Radio is alive and well. Podcasts are similar to recorded radio programs that you can download and listen to. The best and most popular podcast is TWiT - This Week in Tech, hosted by former TechTV personalities Leo Laporte, Patrick Norton and others. Other good ones you can get are Ebert & Roeper Movie Reviews, Leo's own weekend tech radio show on KFI, and several NPR news shows. You can save a bunch of them on your portable mp3 player and listen to them while taking the bus to work, or on long plane flights.
2. Online Tech Shows
Once upon a time, there was this channel called TechTV that was all about computers and technology. Alas, it was too good to be true as the channel was sold and broken up last year. But good things that die eventually come back in another form. Lately there has been a renaissance in tech-oriented shows that you can now download for free over the web. Check out Digital Life TV, NerdTV, among others. These hardworking folks sacrifice their time and energy to produce quality programming for the rest of us who's tired of the lowest common denominator programs they show on cable. I love these guys.
3. Bittorrent Downloads
Technically, these are TV programs that people record as video files and make them downloadable from the web.
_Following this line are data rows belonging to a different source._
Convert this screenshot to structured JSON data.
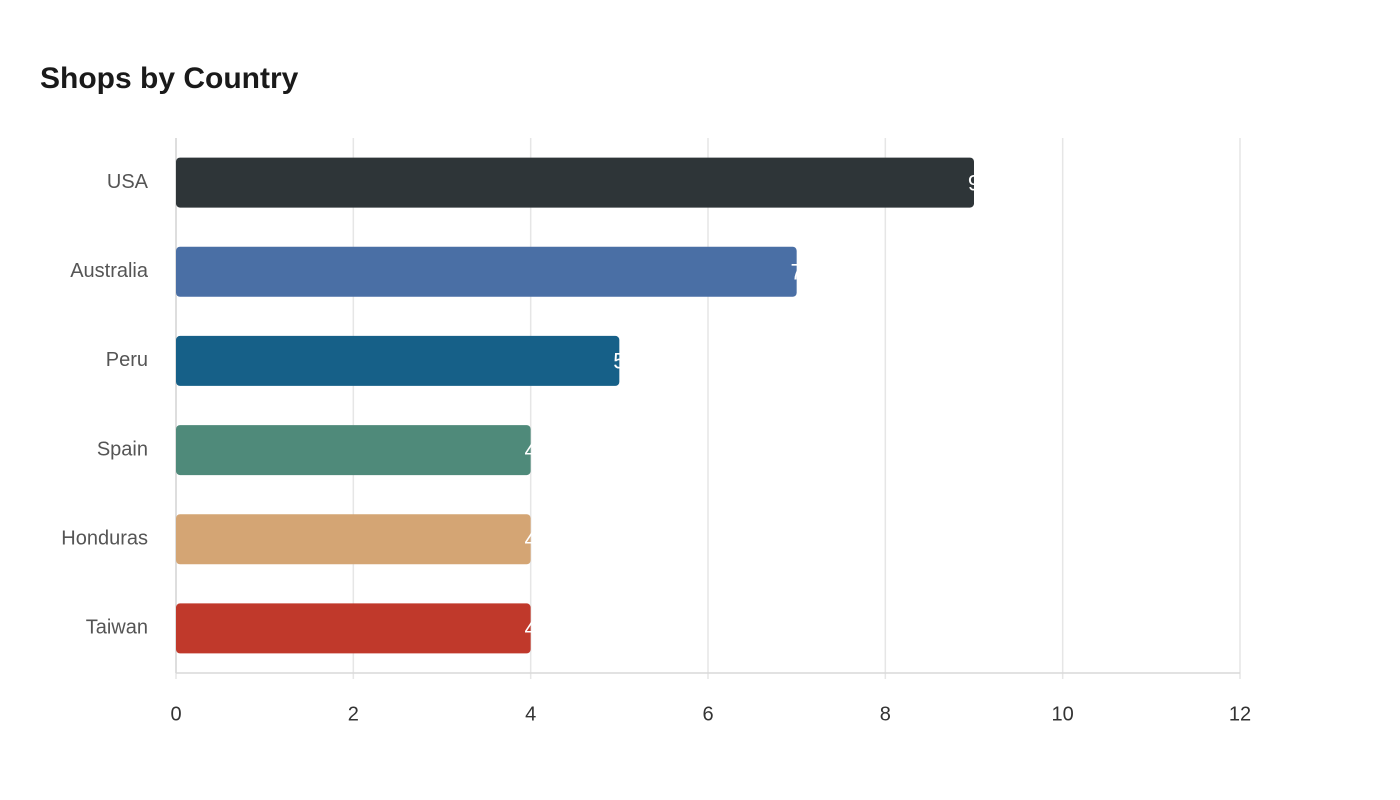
{
  "chart_data": {
    "type": "hbar",
    "title": "Shops by Country",
    "categories": [
      "USA",
      "Australia",
      "Peru",
      "Spain",
      "Honduras",
      "Taiwan"
    ],
    "values": [
      9,
      7,
      5,
      4,
      4,
      4
    ],
    "colors": [
      "#2e3538",
      "#4a6fa5",
      "#166088",
      "#4f8a7a",
      "#d4a574",
      "#c0392b"
    ],
    "xlim": [
      0,
      12
    ],
    "xticks": [
      0,
      2,
      4,
      6,
      8,
      10,
      12
    ],
    "grid": true
  }
}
Missed an episode of The Simpsons? Living in an area where they don't show your favorite show? No problem, with some luck you can download your favorite shows using the revolutionary Bittorrent utility. Bittorrent works by sharing the bandwidth among all the users downloading the file. It is the great equalizer and can help promote a good show that's not widely available. If I'm living in a country where the Canadian-produced Call for Help isn't available, I can still download and watch it through Bittorrent. I can even envision a future where TV programs are distributed through the web, foregoing cable and network TV entirely. Wouldn't that be great? At least until they spoil it with commercials.
I find the story of the former TechTV personalities, particularly everyone's pal, Leo Laporte very interesting. This guy is an icon in the industry. He makes complicated tech topics easy to understand. And this guy genuinely loves what he's doing. I'm amazed at his energy level and how he has the time to do so many different projects.
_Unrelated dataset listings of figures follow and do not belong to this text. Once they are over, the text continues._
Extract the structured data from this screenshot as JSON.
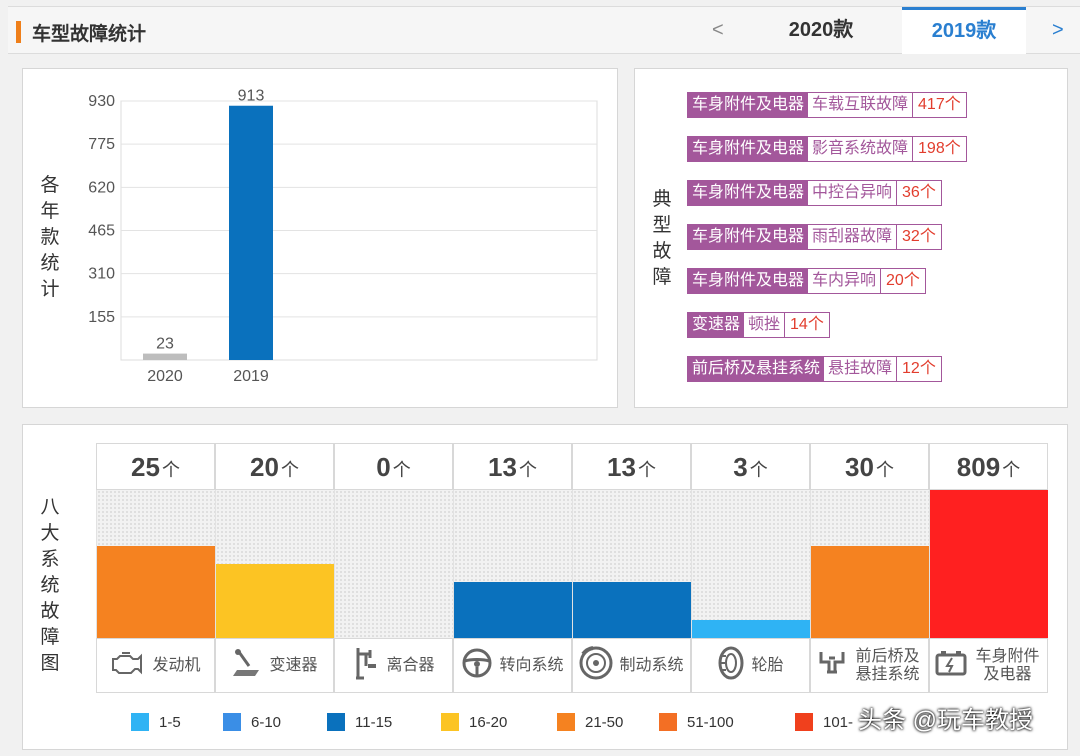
{
  "header": {
    "title": "车型故障统计",
    "prev_label": "<",
    "next_label": ">",
    "tabs": [
      {
        "label": "2020款"
      },
      {
        "label": "2019款",
        "active": true
      }
    ]
  },
  "year_chart": {
    "side_label": "各年款统计",
    "chart_data": {
      "type": "bar",
      "categories": [
        "2020",
        "2019"
      ],
      "values": [
        23,
        913
      ],
      "yticks": [
        155,
        310,
        465,
        620,
        775,
        930
      ],
      "ylim": [
        0,
        930
      ],
      "colors": [
        "#bdbdbd",
        "#0a71bd"
      ],
      "grid": true
    }
  },
  "typical_faults": {
    "side_label": "典型故障",
    "items": [
      {
        "category": "车身附件及电器",
        "fault": "车载互联故障",
        "count": "417个"
      },
      {
        "category": "车身附件及电器",
        "fault": "影音系统故障",
        "count": "198个"
      },
      {
        "category": "车身附件及电器",
        "fault": "中控台异响",
        "count": "36个"
      },
      {
        "category": "车身附件及电器",
        "fault": "雨刮器故障",
        "count": "32个"
      },
      {
        "category": "车身附件及电器",
        "fault": "车内异响",
        "count": "20个"
      },
      {
        "category": "变速器",
        "fault": "顿挫",
        "count": "14个"
      },
      {
        "category": "前后桥及悬挂系统",
        "fault": "悬挂故障",
        "count": "12个"
      }
    ]
  },
  "systems": {
    "side_label": "八大系统故障图",
    "unit": "个",
    "items": [
      {
        "count": "25",
        "label": "发动机",
        "icon": "engine-icon",
        "color": "#f58220",
        "level": 0.62
      },
      {
        "count": "20",
        "label": "变速器",
        "icon": "gearbox-icon",
        "color": "#fcc423",
        "level": 0.5
      },
      {
        "count": "0",
        "label": "离合器",
        "icon": "clutch-icon",
        "color": "#fcc423",
        "level": 0
      },
      {
        "count": "13",
        "label": "转向系统",
        "icon": "steering-wheel-icon",
        "color": "#0a71bd",
        "level": 0.38
      },
      {
        "count": "13",
        "label": "制动系统",
        "icon": "brake-disc-icon",
        "color": "#0a71bd",
        "level": 0.38
      },
      {
        "count": "3",
        "label": "轮胎",
        "icon": "tire-icon",
        "color": "#2fb3f4",
        "level": 0.12
      },
      {
        "count": "30",
        "label": "前后桥及悬挂系统",
        "icon": "suspension-icon",
        "color": "#f58220",
        "level": 0.62
      },
      {
        "count": "809",
        "label": "车身附件及电器",
        "icon": "battery-icon",
        "color": "#ff2020",
        "level": 1.0
      }
    ],
    "legend": [
      {
        "label": "1-5",
        "color": "#2fb3f4"
      },
      {
        "label": "6-10",
        "color": "#3a8ee6"
      },
      {
        "label": "11-15",
        "color": "#0a71bd"
      },
      {
        "label": "16-20",
        "color": "#fcc423"
      },
      {
        "label": "21-50",
        "color": "#f58220"
      },
      {
        "label": "51-100",
        "color": "#f36f24"
      },
      {
        "label": "101-",
        "color": "#f0401d"
      }
    ]
  },
  "watermark": "头条 @玩车教授"
}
His comeback story is amazing. Despite being one of the most loved TV personalities, his program Call For Help was canceled and he was eventually fired after Comcast acquired TechTV. I'm thinking the reason was because Comcast wanted to focus more on game-oriented shows, and dumb down the programming to have more mass appeal. The result was a whole channel, G4TV focused on the lowest common denominator audience composed of gaming/low attention span teenagers. While all this was going on, Leo had to move the Call For Help show to Canada and record a weekend radio program in LA, in effect being exiled from his regular US audience. The reason I like this story is because it proves you can't put a good man down. Just this past month, G4 bought the rights to show the Canadian version of Call For Help in the US. Apparently, some executives there felt they needed Leo back. Ahhh... sweet vindication. I'm watching Call For Help and it is a breath of fresh air. We now have at least one entertaining and intelligent tech show on cable. And I actually learn something new in every episode. I have no doubt in the future we will eventually see Leo back in a US-produced show. When it happens, the whole tech world will welcome him back.